Conseiller municipal de Paris et conseiller général de la Seine de 1965 à 1971, membre du conseil régional d’Île-de-France élu en 1977, conseiller municipal de Maisons-Alfort depuis mars 1983, membre du Comité pour le respect du droit à l’information télévisée, présenté en deuxième position de la liste communiste dernière Marcel Rosette et avant Hélène Luc, il fut élu sénateur du Val-de-Marne en septembre 1977 avec ces deux autres Val-de-marnais. Orateur marquant, secrétaire de la commission des lois constitutionnelles, de législation, du suffrage universel, du règlement et de l’administration générale du Sénat, il intervint à la tribune dans tous les grands débats, s’occupant notamment du droit du travail (débats sur la flexibilité et l’amnistie pour les travailleurs), l’audiovisuel, les droits d’auteurs, les nationalisations, la presse, l’abolition de la peine de mort dont il fut le principal porte parole au Sénat, Robert Badinter lui manifesta sa reconnaissance. Avec Jean-Claude Gayssot, il prépara une proposition de loi créant une infraction spécifique de contestation de l’existence de crimes contre l’humanité, texte connu sous le nom de loi Gayssot. Il fut, en 1987, élu juge titulaire de la Cour de justice.

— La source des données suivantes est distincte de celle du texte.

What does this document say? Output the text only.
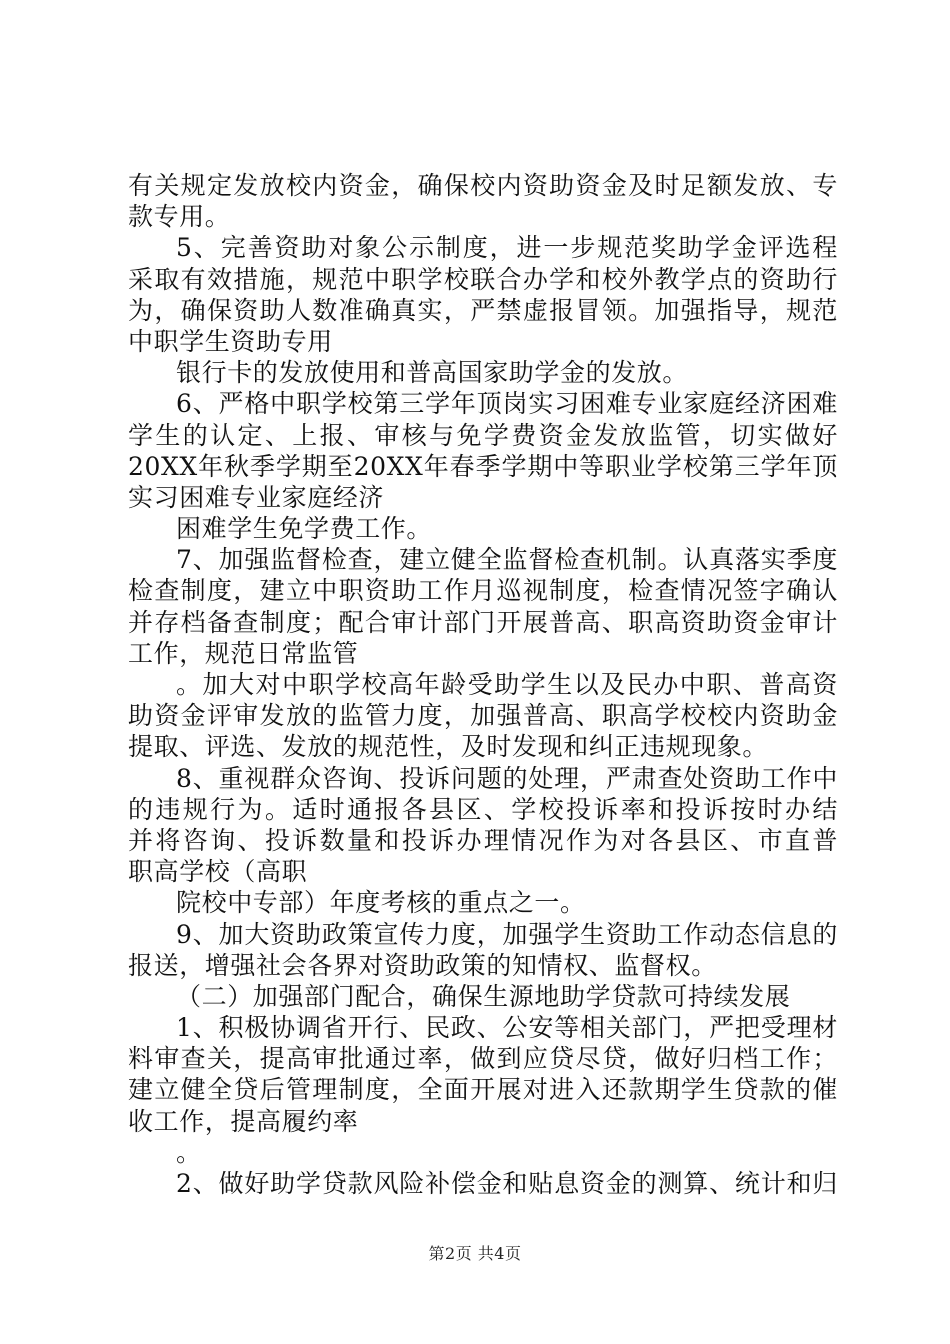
有关规定发放校内资金，确保校内资助资金及时足额发放、专
款专用。
5、完善资助对象公示制度，进一步规范奖助学金评选程
采取有效措施，规范中职学校联合办学和校外教学点的资助行
为，确保资助人数准确真实，严禁虚报冒领。加强指导，规范
中职学生资助专用
银行卡的发放使用和普高国家助学金的发放。
6、严格中职学校第三学年顶岗实习困难专业家庭经济困难
学生的认定、上报、审核与免学费资金发放监管，切实做好
20XX年秋季学期至20XX年春季学期中等职业学校第三学年顶
实习困难专业家庭经济
困难学生免学费工作。
7、加强监督检查，建立健全监督检查机制。认真落实季度
检查制度，建立中职资助工作月巡视制度，检查情况签字确认
并存档备查制度；配合审计部门开展普高、职高资助资金审计
工作，规范日常监管
。加大对中职学校高年龄受助学生以及民办中职、普高资
助资金评审发放的监管力度，加强普高、职高学校校内资助金
提取、评选、发放的规范性，及时发现和纠正违规现象。
8、重视群众咨询、投诉问题的处理，严肃查处资助工作中
的违规行为。适时通报各县区、学校投诉率和投诉按时办结
并将咨询、投诉数量和投诉办理情况作为对各县区、市直普
职高学校（高职
院校中专部）年度考核的重点之一。
9、加大资助政策宣传力度，加强学生资助工作动态信息的
报送，增强社会各界对资助政策的知情权、监督权。
（二）加强部门配合，确保生源地助学贷款可持续发展
1、积极协调省开行、民政、公安等相关部门，严把受理材
料审查关，提高审批通过率，做到应贷尽贷，做好归档工作；
建立健全贷后管理制度，全面开展对进入还款期学生贷款的催
收工作，提高履约率
。
2、做好助学贷款风险补偿金和贴息资金的测算、统计和归
第2页 共4页
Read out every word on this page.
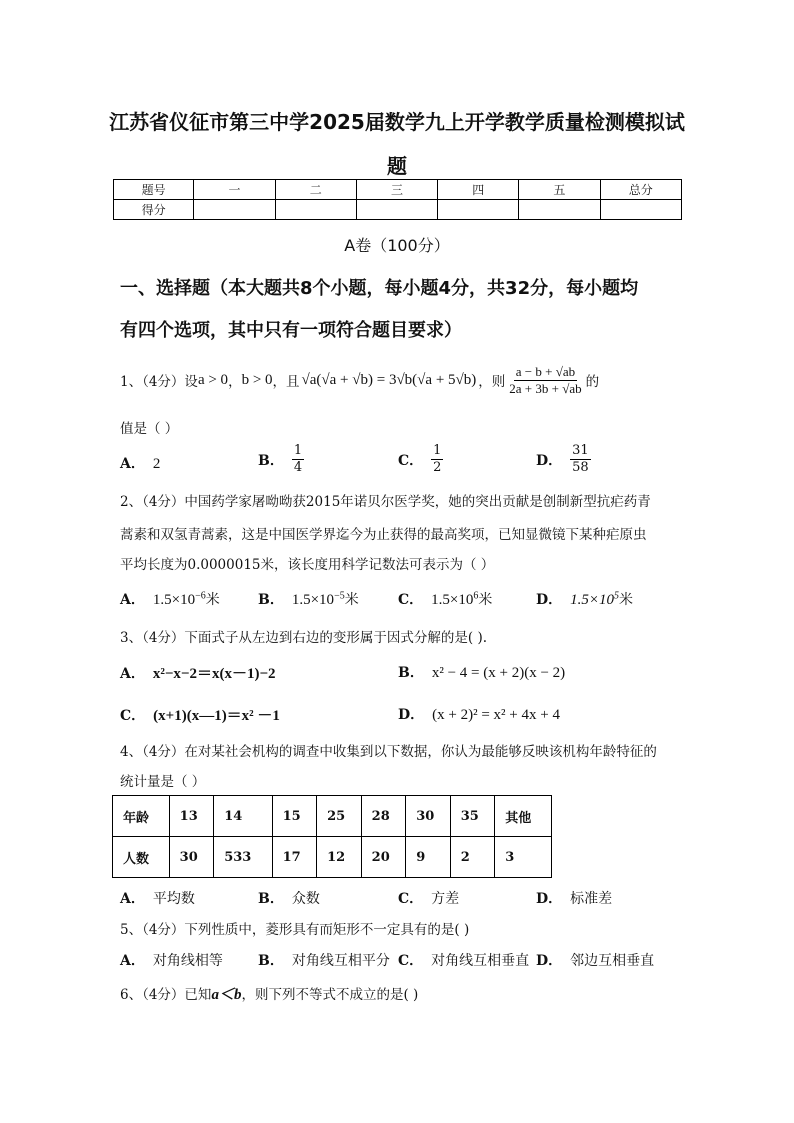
江苏省仪征市第三中学2025届数学九上开学教学质量检测模拟试
题
题号	一	二	三	四	五	总分
得分						
A卷（100分）
一、选择题（本大题共8个小题，每小题4分，共32分，每小题均
有四个选项，其中只有一项符合题目要求）
1、（4分）设 a > 0 ， b > 0 ，且 √a(√a + √b) = 3√b(√a + 5√b) ，则 $\frac{a - b + √ab}{2a + 3b + √ab}$ 的
值是（ ）
A． 2	B． $\frac{1}{4}$	C． $\frac{1}{2}$	D． $\frac{31}{58}$
2、（4分）中国药学家屠呦呦获2015年诺贝尔医学奖，她的突出贡献是创制新型抗疟药青
蒿素和双氢青蒿素，这是中国医学界迄今为止获得的最高奖项，已知显微镜下某种疟原虫
平均长度为0.0000015米，该长度用科学记数法可表示为（ ）
A． $1.5\times 10^{-6}$米	B． $1.5\times 10^{-5}$米	C． $1.5\times 10^6$米	D． $1.5\times 10^5$米
3、（4分）下面式子从左边到右边的变形属于因式分解的是( ).
A． x²−x−2＝x(x－1)−2	B． x² − 4 = (x + 2)(x − 2)
C． (x+1)(x—1)＝x² －1	D． (x + 2)² = x² + 4x + 4
4、（4分）在对某社会机构的调查中收集到以下数据，你认为最能够反映该机构年龄特征的
统计量是（ ）
年龄	13	14	15	25	28	30	35	其他
人数	30	533	17	12	20	9	2	3
A． 平均数	B． 众数	C． 方差	D． 标准差
5、（4分）下列性质中，菱形具有而矩形不一定具有的是( )
A． 对角线相等	B． 对角线互相平分 C． 对角线互相垂直 D． 邻边互相垂直
6、（4分）已知a＜b，则下列不等式不成立的是( )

Réélu au Sénat le 28 septembre 1986, deuxième sur la liste communiste conduite par Hélène Luc, il siégea jusqu’au 1er octobre 1995, ne se représentant pas, pour raison d’âge et de santé.
Charles Lederman fut le seul avocat communiste de la période à devenir parlementaire, après Marcel Willard qui avait siégé au Conseil de la République de 1946 à 1949.
Titulaire de la médaille de combattant volontaire de la Résistance, de la Croix de guerre, de la médaille de la France libre, il était chevalier de la Légion d’honneur. En 2009, la mairie de Paris fit poser une plaque sur la face de l’immeuble où il vécut, rue Saint-Louis-en-L’île.
Par Frédérick Genevée
ŒUVRE : Moro-Giafferi, Vincent de (Me), Godart, Justin (Me), Lederman, Charles (Me), Franckel, Isidore (Me), Naj ajngewanderte ir zent niszt alain !... Nouveaux immigrés vous n’êtes pas seuls !... De Moro-Giafferi, Justin Godard, Ch. Lederman, Franckel au grand procès du 17 janvier 1948, 16 p. — Diamant, David, Les Juifs dans la Résistance française, 1940-1944 avec armes ou sans armes. Préface d’Albert Ouzoulias, colonel André, Postface de Charles Lederman, Paris : le Pavillon, 1971, 367 p.
SOURCES : Arch. du PCF, ADP D2 U8 545. — CAC, Fontainebleau, 940 461 art. 1 dos 26 (rien dans le dossier). — Notice DBMOF par Claude Willard. — La Défense, Le Droit ouvrier, Revue progressiste de droit français, Le correspondant parlementaire. — Notice par Claude Michel, Les Annales du SAF 1972-1992, tome 1, Paris, SAF-Communication, 2003, p. 71. — L’Humanité, 28, 29 septembre, 3 octobre 1998, 2 novembre 2009. — Notes de Jean-Philippe Tonneau.